MOURA, Matusalém Dias de. Benquerença. Trovas. Vitória, ES: Arte da Cura, 2019. 68 p. ISBN 978-85-5926-016-8 Ex. bibl. Antonio Miranda
“Um-poeta-de-todos-os-estilos.” Getúlio Marcos Pereira Neves.
08
Em meus escuros instantes
feitos de dores somente,
tenho em teus olhos brilhantes
a luz que busco... insistente.
25
Manhã de sol e de cores,
abrindo as portas do dia,
a reluzir sobre as flores
nos canteiros da alegria.
27
Guardo aquela piscadinha
que me deste bem discreta
para revê-la, à noitinha,
quando me torno poeta.
88
Correm os dias da vida
de maneira bem veloz,
que, envolvidos com a lida,
nem damos conta de nós.
MOURA, Matusalém Dias de. Córrego dos coelhos. Poemas. Vitória, ES: Arte da Cura, 2018. 38 p. ISBN 978-85-5925-011-3
Ex. bibl. Antonio Miranda
“As metáforas nostálgicas de Matusalém têm cheiro de terra
molhada, canção de córrego preguiçoso, sabor de comida feita
no fogão a lenha, doçura de garapas e das rapaduras,
singeleza e força viril do homem do campo...”
Edson Lobo Teixeira
A LAMPARINA
Uma lamparina
alumiava minha infância noite adentro,
até o sono chegar,
enquanto, concentrado, desincumbia-me de tarefa escolar
que a professora me dava a cumprir.
Pobre, humilde feio,
assemelhado a mim próprio,
aquele farol, bruxuleante,
clareava, timidamente, as letras e os números
ante meus olhos meninos,
todas as noites,
guiando-me pelos caminhos do conhecimento
que, mais tarde, libertou-me da ignorância
e do trabalho bruto de manejar a enxada, lavrando a terra.
Quantas lembranças!... Quanta gratidão!...
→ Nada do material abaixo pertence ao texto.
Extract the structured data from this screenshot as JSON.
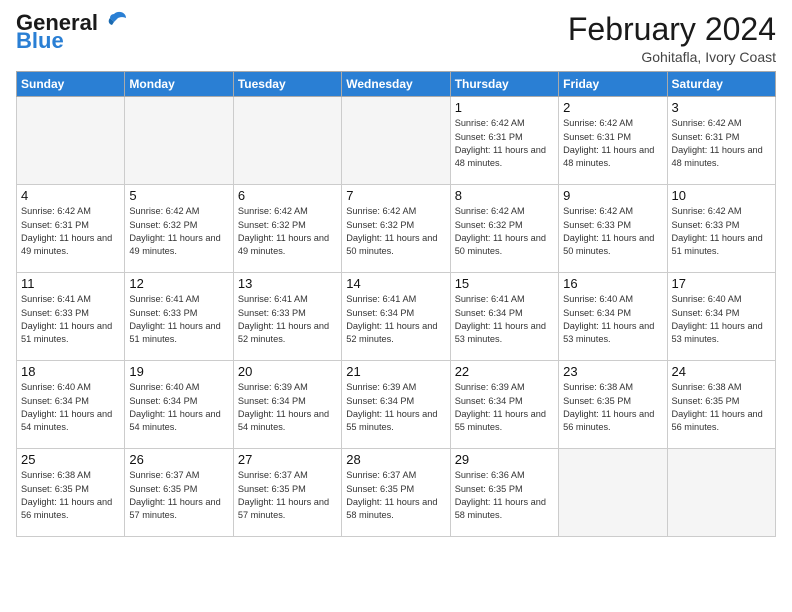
{
  "header": {
    "logo_general": "General",
    "logo_blue": "Blue",
    "month_title": "February 2024",
    "location": "Gohitafla, Ivory Coast"
  },
  "weekdays": [
    "Sunday",
    "Monday",
    "Tuesday",
    "Wednesday",
    "Thursday",
    "Friday",
    "Saturday"
  ],
  "weeks": [
    [
      {
        "day": "",
        "info": ""
      },
      {
        "day": "",
        "info": ""
      },
      {
        "day": "",
        "info": ""
      },
      {
        "day": "",
        "info": ""
      },
      {
        "day": "1",
        "info": "Sunrise: 6:42 AM\nSunset: 6:31 PM\nDaylight: 11 hours and 48 minutes."
      },
      {
        "day": "2",
        "info": "Sunrise: 6:42 AM\nSunset: 6:31 PM\nDaylight: 11 hours and 48 minutes."
      },
      {
        "day": "3",
        "info": "Sunrise: 6:42 AM\nSunset: 6:31 PM\nDaylight: 11 hours and 48 minutes."
      }
    ],
    [
      {
        "day": "4",
        "info": "Sunrise: 6:42 AM\nSunset: 6:31 PM\nDaylight: 11 hours and 49 minutes."
      },
      {
        "day": "5",
        "info": "Sunrise: 6:42 AM\nSunset: 6:32 PM\nDaylight: 11 hours and 49 minutes."
      },
      {
        "day": "6",
        "info": "Sunrise: 6:42 AM\nSunset: 6:32 PM\nDaylight: 11 hours and 49 minutes."
      },
      {
        "day": "7",
        "info": "Sunrise: 6:42 AM\nSunset: 6:32 PM\nDaylight: 11 hours and 50 minutes."
      },
      {
        "day": "8",
        "info": "Sunrise: 6:42 AM\nSunset: 6:32 PM\nDaylight: 11 hours and 50 minutes."
      },
      {
        "day": "9",
        "info": "Sunrise: 6:42 AM\nSunset: 6:33 PM\nDaylight: 11 hours and 50 minutes."
      },
      {
        "day": "10",
        "info": "Sunrise: 6:42 AM\nSunset: 6:33 PM\nDaylight: 11 hours and 51 minutes."
      }
    ],
    [
      {
        "day": "11",
        "info": "Sunrise: 6:41 AM\nSunset: 6:33 PM\nDaylight: 11 hours and 51 minutes."
      },
      {
        "day": "12",
        "info": "Sunrise: 6:41 AM\nSunset: 6:33 PM\nDaylight: 11 hours and 51 minutes."
      },
      {
        "day": "13",
        "info": "Sunrise: 6:41 AM\nSunset: 6:33 PM\nDaylight: 11 hours and 52 minutes."
      },
      {
        "day": "14",
        "info": "Sunrise: 6:41 AM\nSunset: 6:34 PM\nDaylight: 11 hours and 52 minutes."
      },
      {
        "day": "15",
        "info": "Sunrise: 6:41 AM\nSunset: 6:34 PM\nDaylight: 11 hours and 53 minutes."
      },
      {
        "day": "16",
        "info": "Sunrise: 6:40 AM\nSunset: 6:34 PM\nDaylight: 11 hours and 53 minutes."
      },
      {
        "day": "17",
        "info": "Sunrise: 6:40 AM\nSunset: 6:34 PM\nDaylight: 11 hours and 53 minutes."
      }
    ],
    [
      {
        "day": "18",
        "info": "Sunrise: 6:40 AM\nSunset: 6:34 PM\nDaylight: 11 hours and 54 minutes."
      },
      {
        "day": "19",
        "info": "Sunrise: 6:40 AM\nSunset: 6:34 PM\nDaylight: 11 hours and 54 minutes."
      },
      {
        "day": "20",
        "info": "Sunrise: 6:39 AM\nSunset: 6:34 PM\nDaylight: 11 hours and 54 minutes."
      },
      {
        "day": "21",
        "info": "Sunrise: 6:39 AM\nSunset: 6:34 PM\nDaylight: 11 hours and 55 minutes."
      },
      {
        "day": "22",
        "info": "Sunrise: 6:39 AM\nSunset: 6:34 PM\nDaylight: 11 hours and 55 minutes."
      },
      {
        "day": "23",
        "info": "Sunrise: 6:38 AM\nSunset: 6:35 PM\nDaylight: 11 hours and 56 minutes."
      },
      {
        "day": "24",
        "info": "Sunrise: 6:38 AM\nSunset: 6:35 PM\nDaylight: 11 hours and 56 minutes."
      }
    ],
    [
      {
        "day": "25",
        "info": "Sunrise: 6:38 AM\nSunset: 6:35 PM\nDaylight: 11 hours and 56 minutes."
      },
      {
        "day": "26",
        "info": "Sunrise: 6:37 AM\nSunset: 6:35 PM\nDaylight: 11 hours and 57 minutes."
      },
      {
        "day": "27",
        "info": "Sunrise: 6:37 AM\nSunset: 6:35 PM\nDaylight: 11 hours and 57 minutes."
      },
      {
        "day": "28",
        "info": "Sunrise: 6:37 AM\nSunset: 6:35 PM\nDaylight: 11 hours and 58 minutes."
      },
      {
        "day": "29",
        "info": "Sunrise: 6:36 AM\nSunset: 6:35 PM\nDaylight: 11 hours and 58 minutes."
      },
      {
        "day": "",
        "info": ""
      },
      {
        "day": "",
        "info": ""
      }
    ]
  ]
}
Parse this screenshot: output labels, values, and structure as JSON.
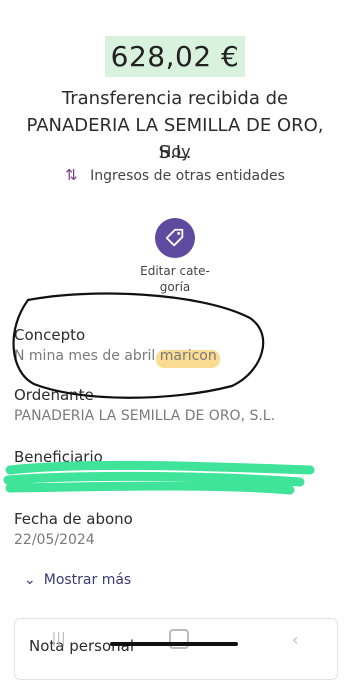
{
  "transaction": {
    "amount": "628,02 €",
    "title": "Transferencia recibida de PANADERIA LA SEMILLA DE ORO, S.L.",
    "date_label": "Hoy",
    "category": "Ingresos de otras entidades"
  },
  "actions": {
    "edit_category_label": "Editar cate-\ngoría",
    "show_more_label": "Mostrar más"
  },
  "fields": {
    "concepto": {
      "label": "Concepto",
      "value": "N mina mes de abril maricon"
    },
    "ordenante": {
      "label": "Ordenante",
      "value": "PANADERIA LA SEMILLA DE ORO, S.L."
    },
    "beneficiario": {
      "label": "Beneficiario",
      "value": ""
    },
    "fecha_abono": {
      "label": "Fecha de abono",
      "value": "22/05/2024"
    }
  },
  "note": {
    "label": "Nota personal"
  },
  "colors": {
    "amount_highlight": "#d9f2dd",
    "accent_purple": "#5e4a9f",
    "scribble_green": "#3fe39a",
    "highlight_yellow": "#f6c64a"
  }
}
Em minhas retinas, ainda estão nítidas
as imagens daquelas noites,
daquela lamparina feita de lata, tampinha de garrafa
e pavio de pano velho queimando querosene
e se tornando a luz do meu caminho.
SOU PEDRA
Sou pedra.
Até aqui sou pedra;
pedra de carne, osso e espírito,
mas pedra.
Pedra bruta a rolar sem destino certo,
a esfolar-me a alma toda
— também de pedra —
estrada afora.
Sim sou pedra.
Até aqui sou pedra.
Preciso ser pedra
para resistir à maldade humana,
à traição, à insensatez, à mediocridade, à provocação,
à inveja e à cólera injustificáveis de alguns;
ao deboche, ao escárnio e ao ódio gratuito
de muitos outros.
Sim, sou de pedra.
Preciso ser pedra para aturar o mundo.
MOURA, Matusalém Dias de. Romanceiro da vila. Poema. Vitória, ES: Arte da Cura, 2019. 32 p. ISBN 978-85-5926-018-2
Ex. bibl. de Antonio Miranda.
“Como forma poética moderna, presta-se ao exercício
da narração de fatos, históricos ou míticos, numa
intenção de epopeia tecida geralmente em prosa poética.”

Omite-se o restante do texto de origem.